Boy Epic-Human
🌹Şaşkınlığımın sebebi; dudak uçuklatacak bir fiyata sahip arabası olan birinin böyle küçük sıradan bir yere gelmesiydi.
Geldiğimiz yer köfteciydi. Giriş kısmı tamamen camdandı. Ve camdan girişin zeminle birleşen yeri hariç üç kenarıda mavi renk led ışıkla döşenmişti. Üst kısımda bordo renk bir tente vardı. Beyaz büyük harflerle 'KÖFTECİ HÜSEYİN' yazıyordu.
Yüzümdeki şaşkınlığı yine görmüştü. Ama bu sefer sadece gülümsemekle yetindi. Eliyle önden geçmemi işaret etti.
"İnan bana daha önce hiç bu kadar lezzetli bir köfte yememişsindir."
Tolga Beyin bu söylediğine bir şey diyemedim. Ben geldiğimiz yeri incelemeye devam ederken cam kapıdan içeri girdik.
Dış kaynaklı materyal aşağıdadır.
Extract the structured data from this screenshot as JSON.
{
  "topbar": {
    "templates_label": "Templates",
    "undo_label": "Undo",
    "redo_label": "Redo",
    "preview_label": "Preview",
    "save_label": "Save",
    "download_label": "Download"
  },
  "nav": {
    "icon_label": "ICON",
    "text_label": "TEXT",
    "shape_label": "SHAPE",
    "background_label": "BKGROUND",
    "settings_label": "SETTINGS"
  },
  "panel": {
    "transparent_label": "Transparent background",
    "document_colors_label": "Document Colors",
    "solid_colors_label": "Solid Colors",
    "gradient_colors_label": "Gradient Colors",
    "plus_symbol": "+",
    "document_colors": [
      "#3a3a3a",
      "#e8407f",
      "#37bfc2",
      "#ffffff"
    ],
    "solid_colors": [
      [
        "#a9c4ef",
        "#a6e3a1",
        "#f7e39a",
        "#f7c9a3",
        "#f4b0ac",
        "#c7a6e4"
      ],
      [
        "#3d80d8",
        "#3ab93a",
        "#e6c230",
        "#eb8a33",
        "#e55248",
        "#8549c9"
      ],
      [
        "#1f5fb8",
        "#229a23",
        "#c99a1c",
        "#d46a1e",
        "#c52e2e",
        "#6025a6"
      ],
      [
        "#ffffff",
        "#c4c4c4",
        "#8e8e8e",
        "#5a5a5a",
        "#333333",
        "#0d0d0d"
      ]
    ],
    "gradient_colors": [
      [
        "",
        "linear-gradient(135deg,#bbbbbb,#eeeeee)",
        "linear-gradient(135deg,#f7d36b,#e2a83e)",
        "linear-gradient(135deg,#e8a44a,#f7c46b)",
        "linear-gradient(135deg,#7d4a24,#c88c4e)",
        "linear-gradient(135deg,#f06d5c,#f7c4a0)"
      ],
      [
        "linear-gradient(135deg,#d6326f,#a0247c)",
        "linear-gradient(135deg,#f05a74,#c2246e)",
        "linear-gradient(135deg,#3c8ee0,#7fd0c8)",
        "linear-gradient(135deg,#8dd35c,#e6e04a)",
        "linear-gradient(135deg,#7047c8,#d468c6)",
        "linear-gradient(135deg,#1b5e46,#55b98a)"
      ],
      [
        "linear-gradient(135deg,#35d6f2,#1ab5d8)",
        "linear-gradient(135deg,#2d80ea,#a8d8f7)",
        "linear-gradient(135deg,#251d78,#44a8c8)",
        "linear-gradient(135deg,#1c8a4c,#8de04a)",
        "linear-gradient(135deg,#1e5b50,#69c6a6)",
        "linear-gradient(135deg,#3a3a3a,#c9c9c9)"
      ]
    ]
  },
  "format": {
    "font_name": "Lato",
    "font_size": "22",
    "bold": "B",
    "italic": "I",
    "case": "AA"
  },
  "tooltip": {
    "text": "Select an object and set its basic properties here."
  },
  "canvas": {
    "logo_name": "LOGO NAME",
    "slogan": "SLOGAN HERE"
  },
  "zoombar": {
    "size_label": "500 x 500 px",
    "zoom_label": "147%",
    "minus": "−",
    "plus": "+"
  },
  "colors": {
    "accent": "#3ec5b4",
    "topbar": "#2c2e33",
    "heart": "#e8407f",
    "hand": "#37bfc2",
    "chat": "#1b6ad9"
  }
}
Dikdörtgen şeklinde küçücük bir yerdi. Mutfak kısmıyla masaların olduğu kısım arasında sadece tezgah vardı. Yani masada otururken yemeğin nasıl hazırlandığı görülebiliyordu. Ve en önemlisi gayet temizdi. İçeride sadece 4 tahta masa vardı. Gerçekten de küçük bir yerdi ama samimiydi. Duvarlarda belgeler ve bazı tablolar asılıydı. Dışarıdan girenin ilk dikkatini çekecek şekilde asılmış 3 resim vardı. Sanırım köfteci babadan oğula devrederek bu zamana kadar gelmişti. Bunlarda onların resimleriydi.
Ellili yaşlarının sonlarında olan bir adam karşıladı bizi. Tolga Bey'le daha önceden tanıştıkları hatta samimi oldukları tavırlarından belli oluyordu.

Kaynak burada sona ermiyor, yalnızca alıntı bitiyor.